2 sec. after connecting on the server side (i don't send anything) :
Exception in thread "pool-2-thread-1" java.lang.OutOfMemoryError: unable to create new native thread
at java.lang.Thread.start0(Native Method)
at java.lang.Thread.start(Thread.java:657)
at java.util.concurrent.ThreadPoolExecutor.addWorker(ThreadPoolExecutor.java:943)
at java.util.concurrent.ThreadPoolExecutor.processWorkerExit(ThreadPoolExecutor.java:992)
at java.util.concurrent.ThreadPoolExecutor.runWorker(ThreadPoolExecutor.java:1128)
at java.util.concurrent.ThreadPoolExecutor$Worker.run(ThreadPoolExecutor.java:603)
at java.lang.Thread.run(Thread.java:679)
Your executor service, in your MiniSerwer class, is never initialized. That's the root cause of your NPE.
But like I mentioned in my comment, you should not be doing all the Serwer logic in it's constructor. The object never gets fully initialized because you never exit the constructor. Make the entire class Runnable and move that logic to the overridden run method. Then add a main method to be used in actually instantiation/running the server.

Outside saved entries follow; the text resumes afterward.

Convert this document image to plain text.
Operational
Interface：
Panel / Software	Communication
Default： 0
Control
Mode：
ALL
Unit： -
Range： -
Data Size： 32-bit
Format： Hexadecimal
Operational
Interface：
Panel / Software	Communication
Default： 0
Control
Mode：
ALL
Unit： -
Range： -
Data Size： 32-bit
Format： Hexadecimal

Also, in your MiniSerwer, your stream initialization can fail. You need to validate the streams aren't null before using them in the run method. Or just move the initialization logic for them to the beginning of your run method.
EDIT
You also have a bug in your MiniSerwer implementation, you spawn an infinite number of threads to process the object input and output streams:
while(true) {
exec.execute(new InWorker(socket, ois)); // input stream
exec.execute(new OutWorker(socket, oos)); //output stream
Thread.yield();
}
You will either run out of threads, run out of memory, or both. To be honest, your solution is over-engineered, I doubt the In and Out workers really need to be separated the way you have them now.
Never do such terrible things. In the code below you ignored exception twice:
First ignore:
try {
serversocket=new ServerSocket(port);
} catch (IOException e) {
e.printStackTrace();
}
after that serversocket could be null as before
and second ignore:
while(true) {
Socket socket=null;
try {
socket = serversocket.accept();
} catch (IOException e) {
e.printStackTrace();
}
exec.execute(new MiniSerwer(socket)); // create new thread
}
after that try...catch socket also could be null as before.
Both things could lead to the NullPointerException !
Fix it all like:
try {
serversocket=new ServerSocket(port);
while(true) {
Socket socket=null;
try {
socket = serversocket.accept();
exec.execute(new MiniSerwer(socket)); // create new thread
} catch (IOException e) {
e.printStackTrace();
throw new RuntimeException(e);
}
}
} catch (IOException e) {
e.printStackTrace();
}
UPD: This one: while(true) {...} is also terrible thing. But let's left this after the brackets of this question.